Trying to understand human emotions is like watching people on a Columbus. They look like a crazy bunch screaming on the top of their voices but it's only when you sit there yourself that you truly comprehend what it feels like to lose control of yourself and the screams are no longer singular beats of crazy excitement. They are reverberation of fear, uncertainty, ecstacy, energy, dizziness and the pathetic dedication to hold on, to be brave. When you sit for more rounds the ratio of fear over joy (for loss of more diverse terms) keeps diminishing. In human life too all the “firsts” are a lot more scary, a lot more painful and definitely more regretful than the “nexts”. This thought makes me look at the concept of enlightenment in a whole new light (pun intended). Gautam Budha perhaps achieved enlightenment when his ratio of joy over fear was infinity.
Most of us never dare sit on the Columbus again. A person like me would never achieve that stage where the sky kissing my face would make me “one with myself” and so for people like me the ratios of life will always only change marginally; never drastically enough to be guided out of this labyrinth.
At the center of this labyrinth is love. From here you might find the right way out or you might fall deeper and deeper back into the shadows. Who knows if you’ll ever get rescued then? It all depends on the people you love. Some will leave you to figure out your fate on your own. Some will hold your hand, unafraid of toil and suffering for as long as you promise them your own self. But what if you are too deeply lost to promise anybody anything that you don’t have possession of? Why are we expected to provide others the very thing we are in pursuit of?
This is why I believe it is most important in life to love yourself to an extent that nobody else’s love could bend or mend you. You do need your family, friends and lovers. But the person you need the most is you.
The dream is to have such power and control over your life, to be so self-sufficient that you don’t suffer anymore. And then in fact we can love more selflessly, without the baggage of getting ourselves hurt or hurting others. We can then look at people as they are, understand and accept their flaws and eventually learn to love better. Loving better for me means to put aside the pain and helplessness that is implicit in the act of loving. When you are happy and responsible for your happiness, you can carry anybody else’s sadness on your shoulders like a feather. What a wonderful, positive and desirable situation is that.

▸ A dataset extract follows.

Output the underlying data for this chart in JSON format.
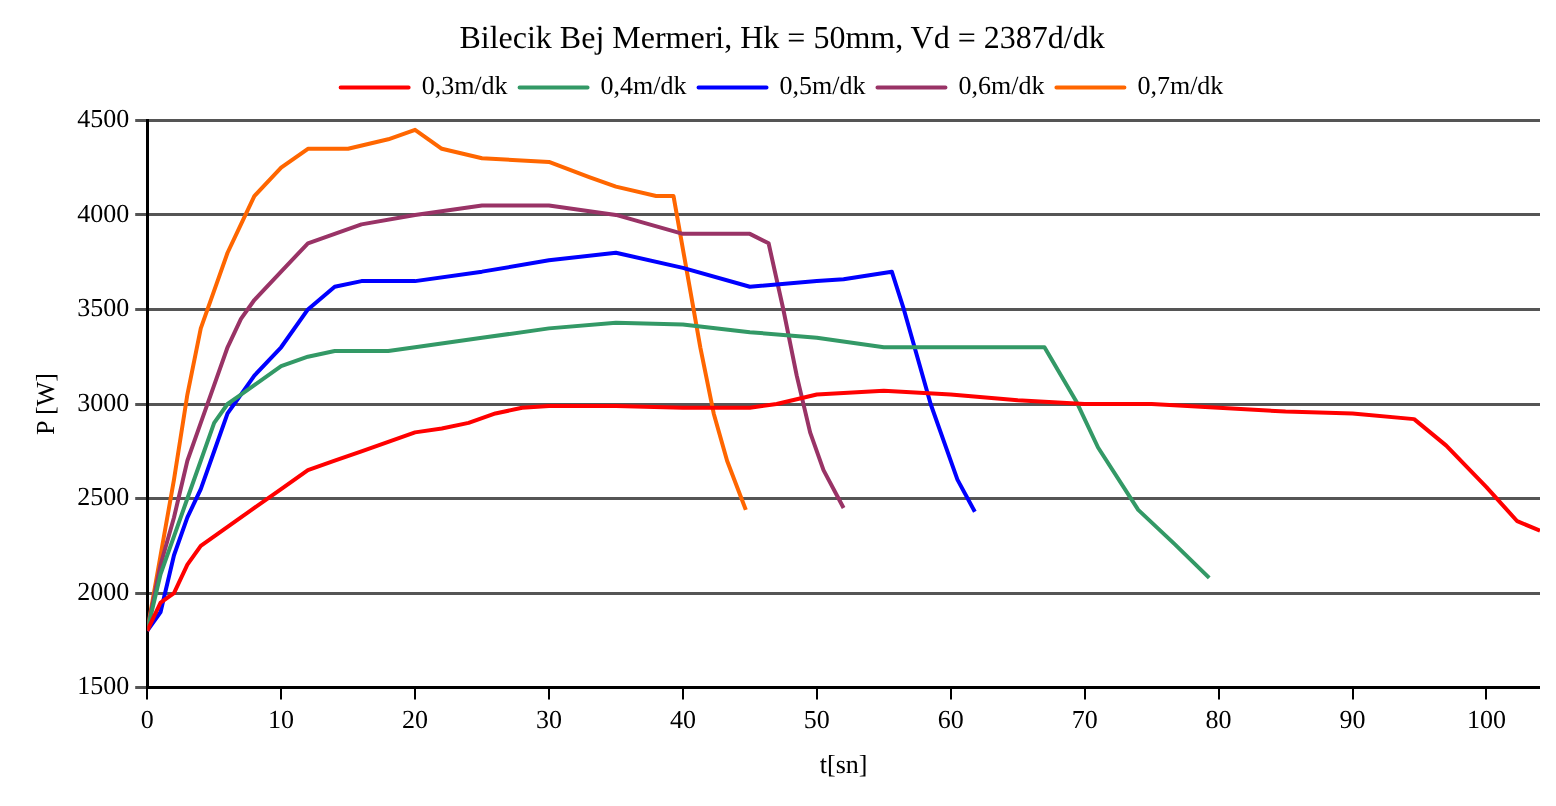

Let not human relations define you. You must not define them either. Everything in life is momental. Whenever there is a sharp shift in the momental routine you can either bend yourself or be standing while the road swerves beneath your feet. Walking on requires tremendous energy and willpower. For a chicken like me it requires all that courage I always need but never muster. To see with your own eyes your life crumbling into pieces ahead of the path and still going on with it is not meant for the weak hearted.
The point of this post is not to emphasize that being strong is difficult, but to emphasize that it sometimes is not in your hands. I just want to let everyone reading this know that if you’re weak right now, I too am. We all are sometimes. Knowing that is somehow cathartic. Thus I realize one more thing about human life. Collective grief helps soothe individual grief.